Esta intención, manifiesta desde su inicio en las imágenes de Somewhere, queda reforzada por todos los aportes posteriores que Coppola va introduciendo para describirnos la estasis vital que define a Johnny Marco: la elección del mítico y decadente Chateau Marmont como lugar de residencia o la asepsia de diseño que es su vida sexual, protagonizada por dos ‹pole-dancers› rubias gemelas de cuerpos customizados y sonrisa congelada o por ‹starlettes› hollywoodienses de las que ni siquiera puede recordar su nombre. Esta concatenación de elementos descriptivos de la vida de Johnny queda sublimada en el plano en el que acude al maquillador o diseñador de efectos especiales de una de sus películas para asemejar su rostro al de una persona anciana: tras ser cubierto de escayola, observamos (de nuevo en plano fijo) el rostro de nuestro protagonista ahora invadido por esa masa informe que parece derretir sus rasgos originales y convertirle en un ser monstruoso, en la representación física de la impersonalidad y el estatismo. Imposible no recordar, al pensar en este uso de la escayola (Johnny tiene también su brazo enyesado, por cierto), en el que hacía Carlos Saura del mismo elemento en La prima Angélica para representar a un falangista enyesado y condenado a mantener ‹in aeternum› la trasnochada pose del saludo fascista.

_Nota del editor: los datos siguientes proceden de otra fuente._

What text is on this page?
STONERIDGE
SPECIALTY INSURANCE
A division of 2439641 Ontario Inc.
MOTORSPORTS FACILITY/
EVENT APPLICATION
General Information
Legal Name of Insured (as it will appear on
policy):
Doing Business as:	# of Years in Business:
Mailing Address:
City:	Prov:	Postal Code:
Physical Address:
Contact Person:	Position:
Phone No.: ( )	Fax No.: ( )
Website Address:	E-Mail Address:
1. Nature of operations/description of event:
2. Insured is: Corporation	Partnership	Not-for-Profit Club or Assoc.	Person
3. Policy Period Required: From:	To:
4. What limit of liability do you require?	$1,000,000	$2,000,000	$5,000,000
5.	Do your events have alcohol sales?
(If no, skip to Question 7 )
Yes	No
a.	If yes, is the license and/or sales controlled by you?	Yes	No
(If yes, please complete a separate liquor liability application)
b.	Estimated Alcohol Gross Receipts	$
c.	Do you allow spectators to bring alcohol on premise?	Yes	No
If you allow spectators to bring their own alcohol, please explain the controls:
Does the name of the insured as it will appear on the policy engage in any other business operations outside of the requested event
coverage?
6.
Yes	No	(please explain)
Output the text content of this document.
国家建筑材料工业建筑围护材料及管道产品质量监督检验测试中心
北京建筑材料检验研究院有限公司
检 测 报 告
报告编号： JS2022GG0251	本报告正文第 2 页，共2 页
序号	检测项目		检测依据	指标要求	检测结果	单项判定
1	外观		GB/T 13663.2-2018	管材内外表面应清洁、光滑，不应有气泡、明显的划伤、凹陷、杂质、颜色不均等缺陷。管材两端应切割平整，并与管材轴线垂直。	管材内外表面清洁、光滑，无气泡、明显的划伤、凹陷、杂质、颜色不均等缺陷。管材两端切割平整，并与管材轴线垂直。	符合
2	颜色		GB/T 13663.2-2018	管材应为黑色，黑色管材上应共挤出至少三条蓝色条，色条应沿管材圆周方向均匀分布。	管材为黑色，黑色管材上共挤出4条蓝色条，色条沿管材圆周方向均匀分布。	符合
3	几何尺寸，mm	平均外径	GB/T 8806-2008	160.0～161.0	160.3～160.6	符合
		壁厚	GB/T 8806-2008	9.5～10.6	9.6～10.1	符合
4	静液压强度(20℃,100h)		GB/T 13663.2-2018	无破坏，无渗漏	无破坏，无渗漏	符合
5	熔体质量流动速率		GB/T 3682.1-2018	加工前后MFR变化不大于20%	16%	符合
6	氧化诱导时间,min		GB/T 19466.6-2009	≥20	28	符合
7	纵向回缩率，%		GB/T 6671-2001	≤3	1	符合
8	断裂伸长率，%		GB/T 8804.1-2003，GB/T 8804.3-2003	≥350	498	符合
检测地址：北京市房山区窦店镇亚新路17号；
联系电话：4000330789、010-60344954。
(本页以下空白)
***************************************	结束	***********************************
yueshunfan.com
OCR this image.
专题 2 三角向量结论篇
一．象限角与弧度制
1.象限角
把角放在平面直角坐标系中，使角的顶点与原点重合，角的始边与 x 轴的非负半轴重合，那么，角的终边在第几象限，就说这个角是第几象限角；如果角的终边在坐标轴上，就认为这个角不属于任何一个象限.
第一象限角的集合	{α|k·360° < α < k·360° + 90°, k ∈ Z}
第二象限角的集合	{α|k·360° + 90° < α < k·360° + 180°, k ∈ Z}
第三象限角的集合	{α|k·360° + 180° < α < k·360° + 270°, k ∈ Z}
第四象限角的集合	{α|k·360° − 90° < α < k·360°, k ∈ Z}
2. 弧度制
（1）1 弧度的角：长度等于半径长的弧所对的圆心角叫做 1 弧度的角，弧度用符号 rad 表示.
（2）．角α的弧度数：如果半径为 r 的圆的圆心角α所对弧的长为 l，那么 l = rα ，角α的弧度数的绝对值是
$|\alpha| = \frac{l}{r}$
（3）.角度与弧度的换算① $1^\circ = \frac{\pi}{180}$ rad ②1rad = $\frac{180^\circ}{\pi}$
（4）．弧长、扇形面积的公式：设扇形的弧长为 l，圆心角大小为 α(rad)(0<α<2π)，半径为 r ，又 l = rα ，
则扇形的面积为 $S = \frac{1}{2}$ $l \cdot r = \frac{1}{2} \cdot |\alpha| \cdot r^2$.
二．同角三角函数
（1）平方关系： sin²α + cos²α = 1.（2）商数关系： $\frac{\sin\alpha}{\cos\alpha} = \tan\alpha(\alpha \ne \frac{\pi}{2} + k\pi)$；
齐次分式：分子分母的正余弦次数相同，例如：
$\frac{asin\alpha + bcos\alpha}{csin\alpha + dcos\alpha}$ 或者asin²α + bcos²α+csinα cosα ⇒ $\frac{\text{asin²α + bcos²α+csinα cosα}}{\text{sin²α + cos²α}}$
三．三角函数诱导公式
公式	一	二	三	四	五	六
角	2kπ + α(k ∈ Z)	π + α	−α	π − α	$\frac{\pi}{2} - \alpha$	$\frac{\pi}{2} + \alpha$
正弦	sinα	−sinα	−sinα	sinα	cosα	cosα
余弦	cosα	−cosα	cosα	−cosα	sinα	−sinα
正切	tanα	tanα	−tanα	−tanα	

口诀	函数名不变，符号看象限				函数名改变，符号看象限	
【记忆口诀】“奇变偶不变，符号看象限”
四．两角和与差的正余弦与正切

La única posibilidad de huida para Johnny vendrá dada por el contacto con la belleza y la inocente forma de enfrentarse al mundo de su hija Cleo, adorablemente encarnada por una adolescente Elle Fanning. ¿La ruta de escape al tedio está determinada por la entrega al amor puro? Esa parece ser la tesis de nuestra directora favorita tras permitir al renacido actor dejar atrás su Ferrari en el plano que cierra la película y que confronta directamente con el que lo abría. Sísifo puede al fin abandonar su dorado castigo, su jaula de oro, y Coppola lo recoge en un extático uso de la cámara en mano, exactamente lo opuesto en estilo al estatismo de la apertura. De nuevo ética y plástica crean un conjunto evidente en su sencillez pero también dotado de sentido: Sofia cree en el amor y nosotros también lo hacemos.